Robert Greenwald is the director of the recently re-released documentary film, Koch Brothers Exposed; 2014 Edition, and the founder and president of Brave New Films, where he has produced and directed films including Wal-Mart: The High Cost of Low Price and Unmanned: America’s Drone Wars. Recently, Greenwald spoke with NEA Today to talk about the billionaire Koch brothers’ efforts to undermine the public good and promote the interests of the 1 percent in America.

NEAToday: In Koch Brothers Exposed; 2014 Edition, you uncovered some very chilling facts about the billionaire Koch brothers and how they’ve spent their near-unlimited funds on suppressing the rights of working Americans and students. It’s all very frightening—but was there any one thing that really kept you up at night?

Greenwald: What kept me awake was the absolute relentless combination of billions of dollars with very smart long-term thinking. They do not focus on some awful 30-second ad for a third-rate politician. They focus on changing the storyline and narrative, and they support that with their billions across everything from think tanks to schools to research. They know that change is a long-term process—and they are willing to pay and stay the course.

NEAToday: The Koch brothers’ charities gave nearly $13 million in 2012 to pay for university-based think tanks or programs, or endow faculty positions. Obviously public colleges and universities are hurting from decades of state funding cuts—but what is at risk when they turn to Koch money to fill the gap?

Greenwald: The Koch Brothers often have strings attached to the money they give, so they are relentless and ruthless about often demanding ideological fidelity with their dollars. This corrupts the education system and turns it into a tool of their belief system.

Filmmaker Robert Greenwald

NEAToday: Koch money also has been spent on college campuses through the Koch-funded Generation Opportunity, an organization that earlier this year threw campus parties aimed at convincing young people not to register for state healthcare exchanges.

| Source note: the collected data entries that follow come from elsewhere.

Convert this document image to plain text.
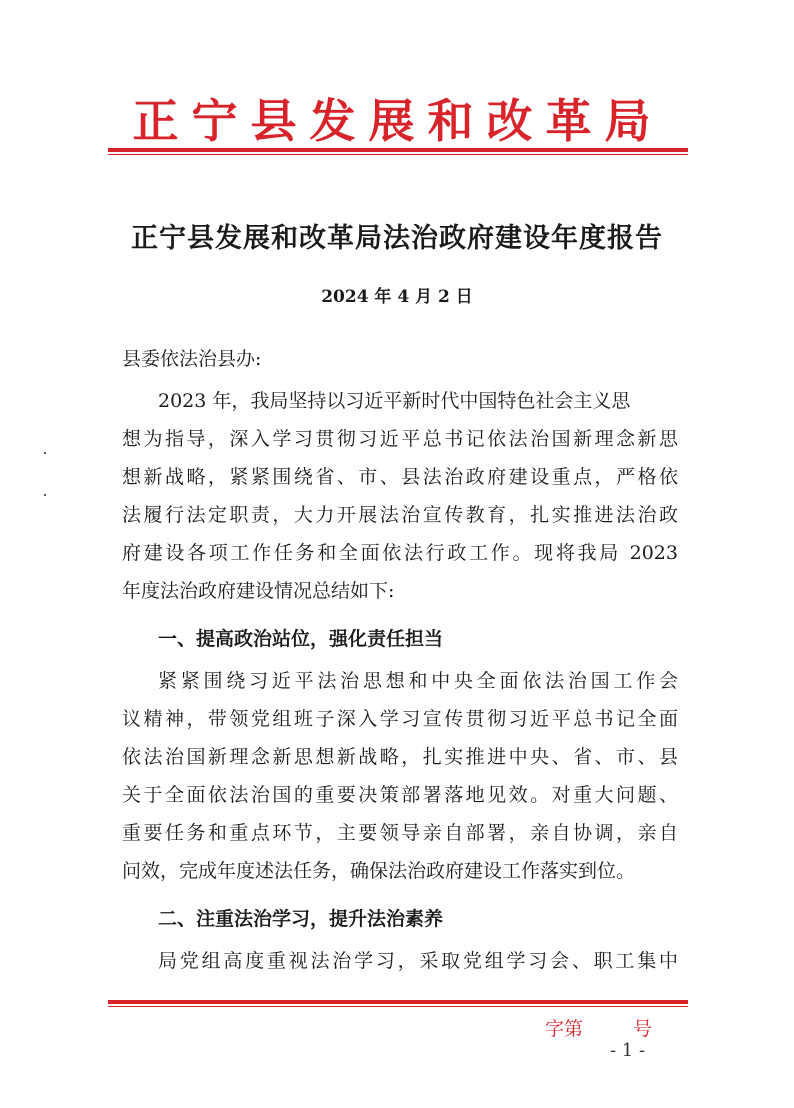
正宁县发展和改革局
正宁县发展和改革局法治政府建设年度报告
2024 年 4 月 2 日
县委依法治县办:
2023 年，我局坚持以习近平新时代中国特色社会主义思
想为指导，深入学习贯彻习近平总书记依法治国新理念新思
想新战略，紧紧围绕省、市、县法治政府建设重点，严格依
法履行法定职责，大力开展法治宣传教育，扎实推进法治政
府建设各项工作任务和全面依法行政工作。现将我局 2023
年度法治政府建设情况总结如下:
一、提高政治站位，强化责任担当
紧紧围绕习近平法治思想和中央全面依法治国工作会
议精神，带领党组班子深入学习宣传贯彻习近平总书记全面
依法治国新理念新思想新战略，扎实推进中央、省、市、县
关于全面依法治国的重要决策部署落地见效。对重大问题、
重要任务和重点环节，主要领导亲自部署，亲自协调，亲自
问效，完成年度述法任务，确保法治政府建设工作落实到位。
二、注重法治学习，提升法治素养
局党组高度重视法治学习，采取党组学习会、职工集中
字第	号
- 1 -
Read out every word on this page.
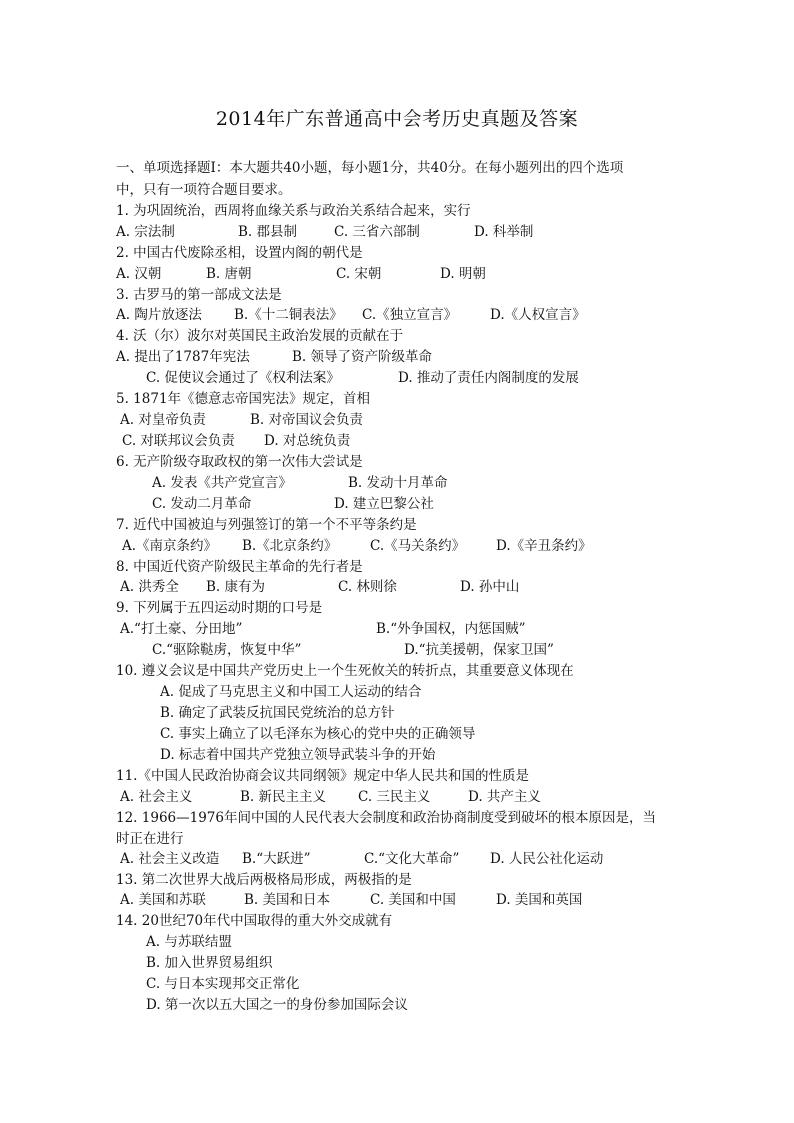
2014年广东普通高中会考历史真题及答案
一、单项选择题Ⅰ：本大题共40小题，每小题1分，共40分。在每小题列出的四个选项
中，只有一项符合题目要求。
1. 为巩固统治，西周将血缘关系与政治关系结合起来，实行
A. 宗法制	B. 郡县制	C. 三省六部制	D. 科举制
2. 中国古代废除丞相，设置内阁的朝代是
A. 汉朝	B. 唐朝	C. 宋朝	D. 明朝
3. 古罗马的第一部成文法是
A. 陶片放逐法 B.《十二铜表法》 C.《独立宣言》 D.《人权宣言》
4. 沃（尔）波尔对英国民主政治发展的贡献在于
A. 提出了1787年宪法	B. 领导了资产阶级革命
C. 促使议会通过了《权利法案》	D. 推动了责任内阁制度的发展
5. 1871年《德意志帝国宪法》规定，首相
A. 对皇帝负责	B. 对帝国议会负责
C. 对联邦议会负责 D. 对总统负责
6. 无产阶级夺取政权的第一次伟大尝试是
A. 发表《共产党宣言》	B. 发动十月革命
C. 发动二月革命	D. 建立巴黎公社
7. 近代中国被迫与列强签订的第一个不平等条约是
A.《南京条约》 B.《北京条约》 C.《马关条约》 D.《辛丑条约》
8. 中国近代资产阶级民主革命的先行者是
A. 洪秀全 B. 康有为	C. 林则徐	D. 孙中山
9. 下列属于五四运动时期的口号是
A.“打土豪、分田地”	B.“外争国权，内惩国贼”
C.“驱除鞑虏，恢复中华”	D.“抗美援朝，保家卫国”
10. 遵义会议是中国共产党历史上一个生死攸关的转折点，其重要意义体现在
A. 促成了马克思主义和中国工人运动的结合
B. 确定了武装反抗国民党统治的总方针
C. 事实上确立了以毛泽东为核心的党中央的正确领导
D. 标志着中国共产党独立领导武装斗争的开始
11.《中国人民政治协商会议共同纲领》规定中华人民共和国的性质是
A. 社会主义	B. 新民主主义 C. 三民主义	D. 共产主义
12. 1966—1976年间中国的人民代表大会制度和政治协商制度受到破坏的根本原因是，当
时正在进行
A. 社会主义改造 B.“大跃进”	C.“文化大革命” D. 人民公社化运动
13. 第二次世界大战后两极格局形成，两极指的是
A. 美国和苏联	B. 美国和日本	C. 美国和中国	D. 美国和英国
14. 20世纪70年代中国取得的重大外交成就有
A. 与苏联结盟
B. 加入世界贸易组织
C. 与日本实现邦交正常化
D. 第一次以五大国之一的身份参加国际会议
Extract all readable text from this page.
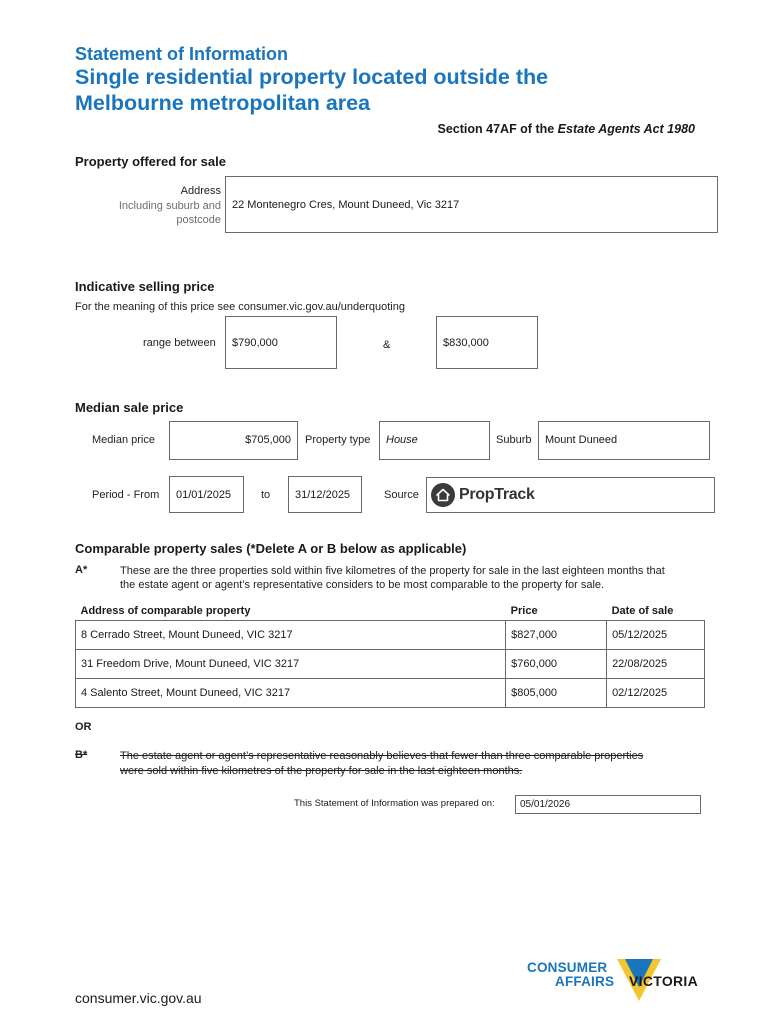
Statement of Information
Single residential property located outside the
Melbourne metropolitan area
Section 47AF of the Estate Agents Act 1980
Property offered for sale
Address
Including suburb and
postcode
22 Montenegro Cres, Mount Duneed, Vic 3217
Indicative selling price
For the meaning of this price see consumer.vic.gov.au/underquoting
range between $790,000	&	$830,000
Median sale price
Median price	$705,000 Property type House	Suburb Mount Duneed
Period - From 01/01/2025	to 31/12/2025	Source	PropTrack
Comparable property sales (*Delete A or B below as applicable)
A*	These are the three properties sold within five kilometres of the property for sale in the last eighteen months that
the estate agent or agent’s representative considers to be most comparable to the property for sale.
Address of comparable property	Price	Date of sale
8 Cerrado Street, Mount Duneed, VIC 3217	$827,000	05/12/2025
31 Freedom Drive, Mount Duneed, VIC 3217	$760,000	22/08/2025
4 Salento Street, Mount Duneed, VIC 3217	$805,000	02/12/2025
OR
B*	The estate agent or agent’s representative reasonably believes that fewer than three comparable properties
were sold within five kilometres of the property for sale in the last eighteen months.
This Statement of Information was prepared on:	05/01/2026
consumer.vic.gov.au
CONSUMER
AFFAIRS VICTORIA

How would you characterize the Koch approach to young people and their interests?

Greenwald: They are willing to spend and spend and spend to try and influence young people, and to influence them against their natural self interests. They don’t hesitate to preach their belief system to any and all.

NEAToday: How would you characterize their approach to public school educators?

Greenwald: They have aggressively opposed public education. They don’t believe in the public trust or public system, and so they work to weaken and destroy the very fabric of our society, including its cornerstone, public schools.

NEAToday: What’s next for the Koch brothers? Do you have an idea of where their nefarious plans take them in 2015 and 2016?

Greenwald: They will continue to spend and spend and spend in an effort to move the country in a way that supports their increased moneymaking and their ideology. At some point, when they keep losing hundreds of millions of dollars to sway elections, one hopes they will take their marbles and go home—and leave the country to the people.

NEAToday: What do you want the 99 percent of Americans who aren’t billionaires, who aren’t profiting from the Kochs’ attacks on democracy, who are actually being silenced by their extraordinarily well-financed efforts, to do with this information?

Greenwald: Action. Action. And action. We don’t have their money, but we have the truth. We have democracy. We have people fighting for their lives. Those people, and each and every one of us, must commit to taking action of some kind, every day. Democracy is not a spectator sport…and so we must promise to get involved in some way. Five minutes a day, five hours a week, do whatever you are able to do—but do something.